Contra Costa District Attorney Diana Becton said Thursday she will no longer charge people arrested for possessing small amounts of drugs, a policy intended to unclog the courts and shift more people out of the criminal justice system.
Becton, elected in 2018 amid a new progressive wave of Bay Area prosecutors, started test-running the effort last year in concert with Public Defender Robin Lipetzky and various city police chiefs. Instead of facing jail time, first-time drug offenders received addiction treatment and mental health services.
A former Superior Court judge, Becton said she “saw firsthand how individuals were cycling through our system,” adding that “we cannot prosecute out of this growing trend.”
Of the 3,977 low-level drug possession cases police brought in 2018, the district attorney’s office filed charges in 45% of them. Those numbers dropped substantially the following year, as Becton tried out the new policy: Of the 3,187 cases logged by police, 31%resulted in charges.
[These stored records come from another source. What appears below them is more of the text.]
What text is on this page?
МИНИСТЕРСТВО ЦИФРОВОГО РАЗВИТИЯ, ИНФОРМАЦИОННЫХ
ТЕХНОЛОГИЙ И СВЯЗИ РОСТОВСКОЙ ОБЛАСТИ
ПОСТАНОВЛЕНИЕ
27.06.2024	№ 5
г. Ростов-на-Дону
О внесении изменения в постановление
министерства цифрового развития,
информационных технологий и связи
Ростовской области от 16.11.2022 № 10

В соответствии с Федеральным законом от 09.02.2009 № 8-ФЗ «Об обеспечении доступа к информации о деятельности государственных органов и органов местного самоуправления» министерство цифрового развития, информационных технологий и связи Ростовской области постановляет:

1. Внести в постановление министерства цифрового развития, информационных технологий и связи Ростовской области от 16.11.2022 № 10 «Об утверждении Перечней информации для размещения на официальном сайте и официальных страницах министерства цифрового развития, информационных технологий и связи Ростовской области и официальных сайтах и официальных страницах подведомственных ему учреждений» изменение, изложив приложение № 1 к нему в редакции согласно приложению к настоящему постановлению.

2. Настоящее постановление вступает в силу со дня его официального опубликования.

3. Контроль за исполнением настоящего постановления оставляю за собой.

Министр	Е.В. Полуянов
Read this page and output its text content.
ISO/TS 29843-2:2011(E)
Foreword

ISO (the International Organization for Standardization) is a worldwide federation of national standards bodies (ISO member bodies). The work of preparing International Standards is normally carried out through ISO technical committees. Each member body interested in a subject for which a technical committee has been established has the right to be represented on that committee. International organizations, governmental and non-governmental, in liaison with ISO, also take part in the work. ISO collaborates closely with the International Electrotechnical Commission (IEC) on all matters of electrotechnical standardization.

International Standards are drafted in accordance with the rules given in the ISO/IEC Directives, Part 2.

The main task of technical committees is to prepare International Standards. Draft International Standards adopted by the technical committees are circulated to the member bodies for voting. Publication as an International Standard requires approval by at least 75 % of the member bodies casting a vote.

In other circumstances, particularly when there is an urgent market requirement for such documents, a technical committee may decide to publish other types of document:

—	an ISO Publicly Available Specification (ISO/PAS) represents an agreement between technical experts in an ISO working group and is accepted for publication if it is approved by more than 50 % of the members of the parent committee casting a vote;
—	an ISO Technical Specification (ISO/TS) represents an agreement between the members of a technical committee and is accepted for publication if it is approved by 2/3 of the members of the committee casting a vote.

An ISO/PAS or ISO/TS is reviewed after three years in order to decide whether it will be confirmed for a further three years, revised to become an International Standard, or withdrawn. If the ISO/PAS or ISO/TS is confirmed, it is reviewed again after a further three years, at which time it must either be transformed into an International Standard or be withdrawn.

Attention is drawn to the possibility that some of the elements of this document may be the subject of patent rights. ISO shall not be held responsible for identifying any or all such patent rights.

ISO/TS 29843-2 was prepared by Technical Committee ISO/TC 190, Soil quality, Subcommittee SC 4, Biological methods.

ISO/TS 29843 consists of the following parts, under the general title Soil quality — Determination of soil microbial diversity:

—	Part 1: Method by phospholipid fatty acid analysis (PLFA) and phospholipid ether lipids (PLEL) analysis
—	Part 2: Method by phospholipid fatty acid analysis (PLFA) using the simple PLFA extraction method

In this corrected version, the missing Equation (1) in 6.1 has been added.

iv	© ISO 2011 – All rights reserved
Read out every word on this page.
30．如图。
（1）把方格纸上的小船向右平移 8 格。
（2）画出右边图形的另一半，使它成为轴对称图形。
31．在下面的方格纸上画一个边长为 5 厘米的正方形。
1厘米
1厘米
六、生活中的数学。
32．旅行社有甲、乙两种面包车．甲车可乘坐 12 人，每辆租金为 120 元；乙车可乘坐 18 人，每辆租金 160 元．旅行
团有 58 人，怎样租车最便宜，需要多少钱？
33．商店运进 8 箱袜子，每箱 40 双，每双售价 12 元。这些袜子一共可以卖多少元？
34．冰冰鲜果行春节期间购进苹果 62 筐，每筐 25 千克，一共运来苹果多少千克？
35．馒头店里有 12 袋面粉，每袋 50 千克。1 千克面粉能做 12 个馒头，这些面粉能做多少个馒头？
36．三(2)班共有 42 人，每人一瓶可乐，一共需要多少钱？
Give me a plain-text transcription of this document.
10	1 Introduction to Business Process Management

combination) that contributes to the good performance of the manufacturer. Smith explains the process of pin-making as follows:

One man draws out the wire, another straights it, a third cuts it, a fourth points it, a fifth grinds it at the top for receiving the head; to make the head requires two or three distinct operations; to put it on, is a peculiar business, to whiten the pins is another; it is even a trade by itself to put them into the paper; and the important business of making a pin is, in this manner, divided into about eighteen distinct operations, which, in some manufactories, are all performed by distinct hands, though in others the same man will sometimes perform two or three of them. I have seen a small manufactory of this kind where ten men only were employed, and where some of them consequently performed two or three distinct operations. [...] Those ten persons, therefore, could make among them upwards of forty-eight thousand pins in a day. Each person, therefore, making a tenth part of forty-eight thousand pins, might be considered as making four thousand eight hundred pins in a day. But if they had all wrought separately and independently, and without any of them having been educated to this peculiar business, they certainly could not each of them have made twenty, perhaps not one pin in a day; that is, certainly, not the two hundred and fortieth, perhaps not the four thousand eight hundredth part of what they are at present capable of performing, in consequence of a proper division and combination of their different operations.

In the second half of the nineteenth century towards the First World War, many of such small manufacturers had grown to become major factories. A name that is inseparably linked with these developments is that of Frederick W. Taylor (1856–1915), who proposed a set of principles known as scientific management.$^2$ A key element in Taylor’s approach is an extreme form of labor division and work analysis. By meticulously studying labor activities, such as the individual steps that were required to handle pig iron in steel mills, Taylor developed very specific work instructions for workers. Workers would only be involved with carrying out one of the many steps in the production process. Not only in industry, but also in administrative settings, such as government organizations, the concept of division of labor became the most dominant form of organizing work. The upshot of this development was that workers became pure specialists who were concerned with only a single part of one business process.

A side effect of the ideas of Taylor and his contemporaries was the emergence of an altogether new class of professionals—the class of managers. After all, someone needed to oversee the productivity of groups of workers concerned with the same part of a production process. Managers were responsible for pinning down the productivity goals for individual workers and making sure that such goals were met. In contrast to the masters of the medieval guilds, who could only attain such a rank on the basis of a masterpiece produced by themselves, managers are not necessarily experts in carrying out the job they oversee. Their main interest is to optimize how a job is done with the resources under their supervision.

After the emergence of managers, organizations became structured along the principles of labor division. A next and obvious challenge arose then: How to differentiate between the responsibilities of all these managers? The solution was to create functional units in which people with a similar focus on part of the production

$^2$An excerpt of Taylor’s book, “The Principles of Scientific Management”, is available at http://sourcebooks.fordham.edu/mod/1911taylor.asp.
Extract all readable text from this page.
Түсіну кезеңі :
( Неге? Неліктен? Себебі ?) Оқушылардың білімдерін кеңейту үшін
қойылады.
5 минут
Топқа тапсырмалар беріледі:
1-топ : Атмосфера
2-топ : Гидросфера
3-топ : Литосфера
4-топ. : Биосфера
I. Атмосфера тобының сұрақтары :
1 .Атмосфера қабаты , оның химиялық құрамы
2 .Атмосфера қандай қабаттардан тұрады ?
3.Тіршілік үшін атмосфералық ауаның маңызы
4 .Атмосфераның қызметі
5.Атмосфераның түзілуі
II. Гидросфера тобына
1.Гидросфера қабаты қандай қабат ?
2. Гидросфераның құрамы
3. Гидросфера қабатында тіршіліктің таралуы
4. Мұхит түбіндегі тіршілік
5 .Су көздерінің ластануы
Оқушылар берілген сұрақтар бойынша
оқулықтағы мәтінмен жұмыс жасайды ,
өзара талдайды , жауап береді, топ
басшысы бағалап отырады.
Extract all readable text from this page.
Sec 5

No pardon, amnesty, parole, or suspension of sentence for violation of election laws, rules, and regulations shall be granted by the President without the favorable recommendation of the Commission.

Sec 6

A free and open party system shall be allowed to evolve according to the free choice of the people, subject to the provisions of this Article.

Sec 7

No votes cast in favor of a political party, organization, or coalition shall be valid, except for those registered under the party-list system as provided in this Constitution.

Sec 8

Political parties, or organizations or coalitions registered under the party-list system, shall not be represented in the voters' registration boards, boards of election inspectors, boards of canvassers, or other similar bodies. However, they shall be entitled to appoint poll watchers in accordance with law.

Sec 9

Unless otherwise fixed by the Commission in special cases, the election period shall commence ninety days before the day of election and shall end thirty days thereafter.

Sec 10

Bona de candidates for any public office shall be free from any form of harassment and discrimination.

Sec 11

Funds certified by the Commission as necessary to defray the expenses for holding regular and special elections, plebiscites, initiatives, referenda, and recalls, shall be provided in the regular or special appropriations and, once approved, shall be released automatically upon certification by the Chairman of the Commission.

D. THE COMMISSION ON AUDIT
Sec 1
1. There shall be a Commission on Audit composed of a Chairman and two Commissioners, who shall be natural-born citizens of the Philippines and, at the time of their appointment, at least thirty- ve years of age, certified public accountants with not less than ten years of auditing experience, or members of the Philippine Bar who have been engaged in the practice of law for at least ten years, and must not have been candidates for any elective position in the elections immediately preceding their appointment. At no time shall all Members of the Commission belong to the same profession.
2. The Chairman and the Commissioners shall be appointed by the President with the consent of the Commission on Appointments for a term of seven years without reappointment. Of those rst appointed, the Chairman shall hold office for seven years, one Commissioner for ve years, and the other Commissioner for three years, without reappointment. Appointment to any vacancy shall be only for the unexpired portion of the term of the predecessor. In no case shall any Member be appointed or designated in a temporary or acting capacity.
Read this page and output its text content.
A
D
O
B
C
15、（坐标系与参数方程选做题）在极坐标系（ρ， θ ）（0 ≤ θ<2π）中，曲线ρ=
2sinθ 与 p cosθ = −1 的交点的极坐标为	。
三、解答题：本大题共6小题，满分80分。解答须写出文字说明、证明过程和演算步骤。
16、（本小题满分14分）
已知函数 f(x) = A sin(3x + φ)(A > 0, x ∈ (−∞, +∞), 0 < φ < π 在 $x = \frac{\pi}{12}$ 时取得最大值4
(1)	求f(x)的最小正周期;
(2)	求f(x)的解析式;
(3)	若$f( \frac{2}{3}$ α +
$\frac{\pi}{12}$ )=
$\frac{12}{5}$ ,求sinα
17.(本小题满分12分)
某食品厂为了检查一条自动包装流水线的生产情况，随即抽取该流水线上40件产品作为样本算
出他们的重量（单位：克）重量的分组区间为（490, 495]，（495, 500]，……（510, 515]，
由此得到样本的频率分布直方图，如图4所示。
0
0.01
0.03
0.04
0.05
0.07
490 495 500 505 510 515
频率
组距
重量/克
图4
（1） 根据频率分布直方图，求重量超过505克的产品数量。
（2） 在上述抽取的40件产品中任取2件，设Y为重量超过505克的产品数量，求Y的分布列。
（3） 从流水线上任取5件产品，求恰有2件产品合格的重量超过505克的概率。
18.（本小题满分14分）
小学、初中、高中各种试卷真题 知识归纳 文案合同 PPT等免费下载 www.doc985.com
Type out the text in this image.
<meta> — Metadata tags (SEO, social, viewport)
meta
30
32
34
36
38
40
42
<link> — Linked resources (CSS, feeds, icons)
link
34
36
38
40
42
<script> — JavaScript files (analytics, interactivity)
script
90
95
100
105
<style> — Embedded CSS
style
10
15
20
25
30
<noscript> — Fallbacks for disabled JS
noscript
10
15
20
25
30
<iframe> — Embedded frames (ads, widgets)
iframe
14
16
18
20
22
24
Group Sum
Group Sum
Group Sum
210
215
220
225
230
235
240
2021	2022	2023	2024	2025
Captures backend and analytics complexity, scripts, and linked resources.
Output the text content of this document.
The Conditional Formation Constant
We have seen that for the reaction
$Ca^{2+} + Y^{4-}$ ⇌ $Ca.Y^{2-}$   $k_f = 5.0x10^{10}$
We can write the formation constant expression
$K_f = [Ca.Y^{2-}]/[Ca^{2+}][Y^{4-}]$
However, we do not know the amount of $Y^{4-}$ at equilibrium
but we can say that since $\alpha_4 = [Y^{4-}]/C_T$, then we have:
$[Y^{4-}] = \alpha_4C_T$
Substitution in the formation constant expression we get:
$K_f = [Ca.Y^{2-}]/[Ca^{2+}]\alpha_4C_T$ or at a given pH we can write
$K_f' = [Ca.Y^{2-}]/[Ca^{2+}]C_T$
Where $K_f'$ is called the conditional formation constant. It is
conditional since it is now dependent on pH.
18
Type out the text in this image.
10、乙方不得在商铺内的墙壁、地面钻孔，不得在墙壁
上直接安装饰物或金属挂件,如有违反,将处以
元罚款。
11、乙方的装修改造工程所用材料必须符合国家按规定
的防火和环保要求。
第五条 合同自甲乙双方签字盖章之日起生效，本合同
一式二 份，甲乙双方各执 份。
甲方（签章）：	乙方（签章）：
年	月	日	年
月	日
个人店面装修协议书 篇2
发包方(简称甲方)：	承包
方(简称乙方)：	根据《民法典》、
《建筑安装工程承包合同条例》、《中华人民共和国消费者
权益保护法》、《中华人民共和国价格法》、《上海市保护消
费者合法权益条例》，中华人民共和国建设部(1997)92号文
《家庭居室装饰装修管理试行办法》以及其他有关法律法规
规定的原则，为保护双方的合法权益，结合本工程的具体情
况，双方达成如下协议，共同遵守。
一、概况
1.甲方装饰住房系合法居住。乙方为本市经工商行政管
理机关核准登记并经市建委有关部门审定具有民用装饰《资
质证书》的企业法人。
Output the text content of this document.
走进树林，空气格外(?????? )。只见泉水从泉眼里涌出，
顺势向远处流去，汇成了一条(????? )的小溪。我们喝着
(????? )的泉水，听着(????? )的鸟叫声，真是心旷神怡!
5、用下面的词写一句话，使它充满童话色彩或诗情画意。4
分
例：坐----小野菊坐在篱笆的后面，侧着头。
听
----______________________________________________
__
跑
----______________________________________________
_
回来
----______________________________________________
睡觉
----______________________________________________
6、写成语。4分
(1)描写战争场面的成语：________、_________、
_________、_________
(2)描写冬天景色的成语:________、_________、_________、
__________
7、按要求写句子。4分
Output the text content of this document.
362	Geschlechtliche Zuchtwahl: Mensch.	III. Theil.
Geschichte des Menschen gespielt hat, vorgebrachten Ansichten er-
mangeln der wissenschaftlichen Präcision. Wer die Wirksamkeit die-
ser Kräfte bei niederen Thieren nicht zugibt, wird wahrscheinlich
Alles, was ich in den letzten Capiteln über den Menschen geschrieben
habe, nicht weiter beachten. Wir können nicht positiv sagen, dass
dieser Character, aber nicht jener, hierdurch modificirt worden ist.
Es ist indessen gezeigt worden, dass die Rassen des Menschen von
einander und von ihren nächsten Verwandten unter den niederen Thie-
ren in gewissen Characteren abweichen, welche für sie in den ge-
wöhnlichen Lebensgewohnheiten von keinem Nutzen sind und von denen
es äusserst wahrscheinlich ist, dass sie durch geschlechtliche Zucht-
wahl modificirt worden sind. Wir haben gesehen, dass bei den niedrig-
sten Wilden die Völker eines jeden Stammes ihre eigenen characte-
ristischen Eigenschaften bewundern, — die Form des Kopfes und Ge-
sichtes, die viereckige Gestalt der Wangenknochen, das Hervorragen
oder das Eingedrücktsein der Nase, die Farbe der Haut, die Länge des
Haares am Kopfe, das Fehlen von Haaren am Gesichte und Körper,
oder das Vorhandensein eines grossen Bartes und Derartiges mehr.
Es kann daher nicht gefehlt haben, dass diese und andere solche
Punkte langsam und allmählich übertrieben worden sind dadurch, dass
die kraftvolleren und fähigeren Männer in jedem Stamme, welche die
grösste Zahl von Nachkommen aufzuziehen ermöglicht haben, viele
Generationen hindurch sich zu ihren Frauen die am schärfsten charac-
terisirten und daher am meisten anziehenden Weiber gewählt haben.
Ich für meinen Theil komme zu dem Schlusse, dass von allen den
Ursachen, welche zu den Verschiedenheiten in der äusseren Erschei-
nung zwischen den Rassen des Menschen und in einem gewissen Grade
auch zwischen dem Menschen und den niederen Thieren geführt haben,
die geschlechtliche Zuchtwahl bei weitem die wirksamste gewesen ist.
Scott Alonso, a spokesman for the district attorney, said COVID-19 underscored the need to clear these caseloads. The pandemic not only slowed down judicial processes and jury trials, but new social distancing rules also limited capacity once courtrooms reopened, Alonso said.
A judge had urged Becton and Lipetzky to alleviate an immense backlog of misdemeanor cases that was burdening the courts, the district attorney said.
Yet, if diversion programs help the courts run more efficiently, they also play a significant role in unwinding a system that disproportionately traps people of color. In 2018, the Contra Costa Sheriff’s Office arrested 864 people for drug possession, according to federal statistics. One-fifth of them — 172 people — were Black, even though Black people comprise one-tenth of the county’s population.
Public sentiment has evolved since the War on Drugs took root in the 1970s, Becton said.
“I like to think around the country this really is not only what district attorneys are doing, but also what our community is calling for,” she said. “And that is to move a lot of these low-level, nonviolent cases away from our criminal justice system and into some other kind of method of accountability or treatment.”
San Francisco began a similar program in 2017, diverting drug possession suspects into health care programs before they are arrested and booked. Santa Clara County District Attorney Jeff Rosen said last year that he would stop charging most low-level drug possession cases. Alameda County has stopped prosecuting many drug crimes, and those that do get charged “go to a collborative court that generally results in dismissal,” said Teresa Drenick, a spokeswoman for District Attorney Nancy O’Malley.
In Contra Costa, the diversion method applies not only to these drug offenses, but also to minor crimes such as disturbing the peace and petty theft. People already on probation, suspects who are accused of stealing items worth more than $300, or those who commit multiple offenses within a 12-month period would still face charges.
Lipetzky commended the Contra Costa district attorney’s new approach as a departure from the “outdated and unworkable policies of the past.” She said it would save taxpayer money, while ending a perpetual loop of arrests, jail and probation for many people.
Tamisha Torres-Walker was one of them. The Richmond-born mother is now a candidate for Antioch City Council and the executive director of the Safe Return Project, an organization fighting racial disparities in prison. But 11 years ago, she was incarcerated in the West County Detention Facility.
“It was completely preventable,” Torres-Walker said, describing her arson conviction as a byproduct of unresolved trauma: a mother suffering from addiction, stints of homelessness, time in and out of foster care, abusive relationships.
By age 18, Torres-Walker said, she was an alcoholic and had been arrested 22 times for minor crimes; it wasn’t until the 2009 arson charge that law enforcement steered her into treatment.
Despite receiving a plea deal from a compassionate judge, Torres-Walker had to contend with the stigma attached to a criminal record. She praised Becton for seeing how intractable the cycle can be.
“We have to talk differently about who is ending up in this system,” she said.